Revolutionizing power systems: The shift from centralized to decentralized architecture.
The demanding environmental challenges call for greener and more efficient power systems. Alongside this, we are facing a change of architecture in power systems as we move from the previously centralized design towards a decentralized architecture where boundaries between consumers and producers become diffuse.
As electric energy could not be easily stored, electric power companies matched demand and supply at a regional or national level by either increasing or decreasing the production rate of their power plants or importing power from other electric utilities. Since there are limits on what can be accomplished on the supply side, bearing in mind that generating units can take a long time to produce full power and demand can at times exceed the available supply, demand response aims to better match the demand for power in a more efficient way and in different levels.

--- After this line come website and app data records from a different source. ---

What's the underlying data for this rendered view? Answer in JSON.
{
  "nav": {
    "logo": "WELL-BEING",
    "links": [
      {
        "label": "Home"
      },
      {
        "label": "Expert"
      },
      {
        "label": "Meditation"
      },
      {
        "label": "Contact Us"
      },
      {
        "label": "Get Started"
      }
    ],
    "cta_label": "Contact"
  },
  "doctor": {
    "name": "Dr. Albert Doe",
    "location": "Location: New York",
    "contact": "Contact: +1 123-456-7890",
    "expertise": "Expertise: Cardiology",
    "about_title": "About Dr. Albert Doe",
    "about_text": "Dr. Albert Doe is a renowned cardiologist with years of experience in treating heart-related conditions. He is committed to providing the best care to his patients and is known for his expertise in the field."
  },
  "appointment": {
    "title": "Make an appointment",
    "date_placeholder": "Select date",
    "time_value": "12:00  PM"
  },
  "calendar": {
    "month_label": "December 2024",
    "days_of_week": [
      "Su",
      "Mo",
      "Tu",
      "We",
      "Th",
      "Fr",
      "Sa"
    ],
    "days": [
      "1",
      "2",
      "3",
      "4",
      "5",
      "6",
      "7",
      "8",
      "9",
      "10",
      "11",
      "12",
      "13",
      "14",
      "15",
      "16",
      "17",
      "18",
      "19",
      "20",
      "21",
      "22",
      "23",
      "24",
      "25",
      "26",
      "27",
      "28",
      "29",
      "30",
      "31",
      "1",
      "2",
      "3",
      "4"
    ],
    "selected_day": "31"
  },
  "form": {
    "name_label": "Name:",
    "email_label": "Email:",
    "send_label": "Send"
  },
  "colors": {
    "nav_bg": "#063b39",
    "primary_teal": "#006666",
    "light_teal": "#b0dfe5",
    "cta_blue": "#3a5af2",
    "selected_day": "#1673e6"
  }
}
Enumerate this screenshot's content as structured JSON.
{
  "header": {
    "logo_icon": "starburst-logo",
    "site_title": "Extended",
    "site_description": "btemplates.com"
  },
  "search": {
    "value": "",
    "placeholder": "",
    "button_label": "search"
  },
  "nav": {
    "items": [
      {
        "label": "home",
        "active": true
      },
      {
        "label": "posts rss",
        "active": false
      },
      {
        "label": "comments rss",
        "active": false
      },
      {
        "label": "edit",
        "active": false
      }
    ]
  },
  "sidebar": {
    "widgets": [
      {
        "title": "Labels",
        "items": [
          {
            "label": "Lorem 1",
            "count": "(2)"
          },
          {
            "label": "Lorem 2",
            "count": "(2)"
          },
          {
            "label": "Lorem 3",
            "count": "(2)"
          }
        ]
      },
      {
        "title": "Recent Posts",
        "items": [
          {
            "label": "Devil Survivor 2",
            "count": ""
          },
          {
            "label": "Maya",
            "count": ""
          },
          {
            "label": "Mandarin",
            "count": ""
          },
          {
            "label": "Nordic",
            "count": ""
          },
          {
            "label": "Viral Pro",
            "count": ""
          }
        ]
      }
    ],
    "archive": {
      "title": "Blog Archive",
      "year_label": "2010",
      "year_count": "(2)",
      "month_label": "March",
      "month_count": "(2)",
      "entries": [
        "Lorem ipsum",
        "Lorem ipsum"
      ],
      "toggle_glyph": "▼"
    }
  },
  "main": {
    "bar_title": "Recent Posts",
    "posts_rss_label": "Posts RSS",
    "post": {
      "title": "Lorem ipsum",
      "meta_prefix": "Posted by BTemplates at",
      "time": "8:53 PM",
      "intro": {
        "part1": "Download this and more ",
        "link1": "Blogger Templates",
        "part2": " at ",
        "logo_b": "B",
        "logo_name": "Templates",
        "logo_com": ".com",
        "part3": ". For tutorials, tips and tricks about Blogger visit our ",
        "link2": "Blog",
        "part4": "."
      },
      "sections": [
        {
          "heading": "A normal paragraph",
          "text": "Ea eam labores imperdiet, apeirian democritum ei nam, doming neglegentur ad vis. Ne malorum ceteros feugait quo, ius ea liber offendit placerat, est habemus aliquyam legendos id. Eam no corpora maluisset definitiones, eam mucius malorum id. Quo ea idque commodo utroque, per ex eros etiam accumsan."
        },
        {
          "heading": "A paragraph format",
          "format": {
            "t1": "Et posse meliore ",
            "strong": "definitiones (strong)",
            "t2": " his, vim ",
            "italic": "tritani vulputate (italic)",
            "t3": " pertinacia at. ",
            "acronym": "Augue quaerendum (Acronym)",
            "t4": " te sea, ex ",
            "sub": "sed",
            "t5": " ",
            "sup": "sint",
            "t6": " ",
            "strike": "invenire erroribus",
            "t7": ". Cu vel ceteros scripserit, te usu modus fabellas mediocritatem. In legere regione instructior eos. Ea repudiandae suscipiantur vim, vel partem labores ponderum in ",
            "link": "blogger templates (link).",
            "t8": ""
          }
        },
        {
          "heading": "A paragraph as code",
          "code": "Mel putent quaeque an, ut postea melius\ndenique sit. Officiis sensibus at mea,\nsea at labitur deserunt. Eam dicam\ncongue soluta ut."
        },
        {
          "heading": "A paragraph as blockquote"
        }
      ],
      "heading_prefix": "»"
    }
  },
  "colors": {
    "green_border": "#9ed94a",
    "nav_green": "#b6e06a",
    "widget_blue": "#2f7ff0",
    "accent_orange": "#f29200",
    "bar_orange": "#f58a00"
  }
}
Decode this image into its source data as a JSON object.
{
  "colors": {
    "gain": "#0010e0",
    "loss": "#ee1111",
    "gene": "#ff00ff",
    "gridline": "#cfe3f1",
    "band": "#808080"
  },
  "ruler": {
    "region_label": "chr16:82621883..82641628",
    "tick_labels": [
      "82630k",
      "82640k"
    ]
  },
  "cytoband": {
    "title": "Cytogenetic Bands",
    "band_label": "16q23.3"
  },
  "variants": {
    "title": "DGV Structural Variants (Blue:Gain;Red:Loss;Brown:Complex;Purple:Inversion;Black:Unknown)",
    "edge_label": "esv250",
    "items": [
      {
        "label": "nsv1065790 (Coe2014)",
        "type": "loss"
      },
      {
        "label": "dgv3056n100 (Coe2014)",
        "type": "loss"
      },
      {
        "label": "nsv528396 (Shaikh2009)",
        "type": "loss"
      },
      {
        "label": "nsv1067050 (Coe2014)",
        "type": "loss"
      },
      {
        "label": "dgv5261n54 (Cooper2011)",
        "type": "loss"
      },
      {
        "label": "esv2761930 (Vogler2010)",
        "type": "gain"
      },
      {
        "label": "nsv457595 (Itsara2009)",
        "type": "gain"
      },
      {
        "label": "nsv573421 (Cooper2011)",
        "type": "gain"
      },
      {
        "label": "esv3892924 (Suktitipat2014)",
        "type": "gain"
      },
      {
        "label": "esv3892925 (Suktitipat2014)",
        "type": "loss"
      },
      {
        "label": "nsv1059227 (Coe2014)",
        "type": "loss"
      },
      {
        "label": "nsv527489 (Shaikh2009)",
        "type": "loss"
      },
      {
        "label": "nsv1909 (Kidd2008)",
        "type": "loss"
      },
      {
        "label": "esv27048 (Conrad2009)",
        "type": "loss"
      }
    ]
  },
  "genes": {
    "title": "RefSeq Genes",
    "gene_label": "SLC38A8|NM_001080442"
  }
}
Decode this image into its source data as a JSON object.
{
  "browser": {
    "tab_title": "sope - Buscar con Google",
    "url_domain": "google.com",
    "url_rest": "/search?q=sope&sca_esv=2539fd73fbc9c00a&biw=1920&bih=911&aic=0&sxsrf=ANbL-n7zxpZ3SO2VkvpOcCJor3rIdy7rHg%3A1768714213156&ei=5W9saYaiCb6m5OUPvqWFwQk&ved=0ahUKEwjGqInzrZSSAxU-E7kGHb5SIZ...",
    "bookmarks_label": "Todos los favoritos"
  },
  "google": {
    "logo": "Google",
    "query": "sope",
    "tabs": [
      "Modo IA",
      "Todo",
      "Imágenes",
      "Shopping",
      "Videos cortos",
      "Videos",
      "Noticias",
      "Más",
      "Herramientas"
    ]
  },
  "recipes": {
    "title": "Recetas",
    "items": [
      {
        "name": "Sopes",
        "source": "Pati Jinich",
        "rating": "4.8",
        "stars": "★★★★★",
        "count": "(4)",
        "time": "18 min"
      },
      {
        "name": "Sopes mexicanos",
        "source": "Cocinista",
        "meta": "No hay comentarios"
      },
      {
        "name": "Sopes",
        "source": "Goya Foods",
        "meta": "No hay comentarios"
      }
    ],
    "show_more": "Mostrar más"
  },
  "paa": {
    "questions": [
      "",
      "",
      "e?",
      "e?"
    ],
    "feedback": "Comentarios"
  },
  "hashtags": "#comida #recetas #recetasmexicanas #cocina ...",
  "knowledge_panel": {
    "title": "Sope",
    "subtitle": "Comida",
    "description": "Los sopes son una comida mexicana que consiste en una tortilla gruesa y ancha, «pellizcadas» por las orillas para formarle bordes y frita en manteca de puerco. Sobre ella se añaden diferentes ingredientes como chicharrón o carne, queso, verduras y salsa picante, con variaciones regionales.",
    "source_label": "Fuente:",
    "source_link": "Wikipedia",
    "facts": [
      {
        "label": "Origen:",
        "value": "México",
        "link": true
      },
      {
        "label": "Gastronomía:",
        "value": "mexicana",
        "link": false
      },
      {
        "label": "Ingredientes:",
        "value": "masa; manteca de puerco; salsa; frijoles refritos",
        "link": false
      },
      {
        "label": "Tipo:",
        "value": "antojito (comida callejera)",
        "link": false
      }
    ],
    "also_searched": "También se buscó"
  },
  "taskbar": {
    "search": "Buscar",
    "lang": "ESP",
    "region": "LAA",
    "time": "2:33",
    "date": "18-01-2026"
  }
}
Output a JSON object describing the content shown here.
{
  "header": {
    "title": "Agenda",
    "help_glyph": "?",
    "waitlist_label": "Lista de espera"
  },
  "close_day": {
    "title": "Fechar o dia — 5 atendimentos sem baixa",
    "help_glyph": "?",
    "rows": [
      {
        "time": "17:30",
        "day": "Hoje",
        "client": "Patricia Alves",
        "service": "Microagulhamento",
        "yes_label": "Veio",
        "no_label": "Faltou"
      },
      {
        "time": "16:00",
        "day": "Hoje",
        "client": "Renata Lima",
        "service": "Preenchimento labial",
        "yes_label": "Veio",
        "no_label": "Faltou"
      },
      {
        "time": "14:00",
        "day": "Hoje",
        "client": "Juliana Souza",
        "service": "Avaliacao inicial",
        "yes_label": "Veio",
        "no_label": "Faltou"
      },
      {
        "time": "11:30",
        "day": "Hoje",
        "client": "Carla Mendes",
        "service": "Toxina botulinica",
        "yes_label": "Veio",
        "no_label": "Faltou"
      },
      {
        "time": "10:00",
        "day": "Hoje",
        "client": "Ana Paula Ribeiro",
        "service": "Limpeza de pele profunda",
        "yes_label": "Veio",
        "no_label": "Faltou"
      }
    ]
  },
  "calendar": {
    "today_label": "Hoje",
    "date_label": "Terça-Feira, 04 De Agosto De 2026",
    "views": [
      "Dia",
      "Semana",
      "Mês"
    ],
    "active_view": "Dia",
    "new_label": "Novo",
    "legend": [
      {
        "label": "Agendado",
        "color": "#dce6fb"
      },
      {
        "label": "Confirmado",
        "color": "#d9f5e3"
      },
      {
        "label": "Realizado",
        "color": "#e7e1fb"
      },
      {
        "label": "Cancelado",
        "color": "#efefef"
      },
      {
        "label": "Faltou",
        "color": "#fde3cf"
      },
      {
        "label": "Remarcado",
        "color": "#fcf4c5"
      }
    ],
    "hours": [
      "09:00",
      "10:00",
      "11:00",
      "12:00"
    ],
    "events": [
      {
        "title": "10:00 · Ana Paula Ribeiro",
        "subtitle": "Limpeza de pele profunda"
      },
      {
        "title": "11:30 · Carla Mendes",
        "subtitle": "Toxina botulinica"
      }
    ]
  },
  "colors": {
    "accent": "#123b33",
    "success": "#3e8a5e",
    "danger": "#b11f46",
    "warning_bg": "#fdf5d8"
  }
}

Nowadays, Vehicle to Grid technology is more mature and closer to being commercial. Some commercially available electric vehicles as well as charge points are now Vehicle to Grid compatible. Several recent changes accompany this transition. In Europe, transmission system operators, as well as distribution system operators have created market mechanisms to integrate demand–response capable electric vehicle fleets in the European grid.
Legislative obstacles to Vehicle to Grid application at the European level, such as the double taxation of storage assets, have been removed. Standards enabling universal and interoperable communication between electric vehicles and charge points have been set. Consumer acceptance of Vehicle to Grid charging remains a necessary prerequisite for the further adoption and commercialization of Vehicle to Grid technology.
According to a report by Bloomberg, A project in the UK who have been pumping electricity from their vehicles to surrounding homes and businesses since 2018, a nascent bit of energy arbitrage known as Vehicle to Grid. The concept is for electric vehicles to charge their own batteries when renewable energy is ripe, and then discharge some of that electricity when power demand is high and renewable generation is low.
An electric vehicle’s battery can be used to support the power grid or can act as a buffer for a home promoting self-consumption. Homes that generate solar or wind power can store it locally in their car and retrieve it when required, without stressing the power grid, communicate with the power grid to sell demand response services by either returning electricity to the grid or by throttling their charging or discharging rate.
Vehicle to Grid and Vehicle to Home are considered helpful tools in improving the robustness of the electric grid, for example mitigating the effects of the intermittent nature of renewable energy. However, the successful implementation of these techniques faces a number of challenges. Since these are emerging technologies, there are no standardized communication protocols, which affects interoperability.
Additionally, Vehicle to Grid or Vehicle to Home requires inverting the DC power back to AC inevitably incurs some losses and it is unclear how those losses would affect a large-scale Vehicle to Grid or Vehicle to Home system.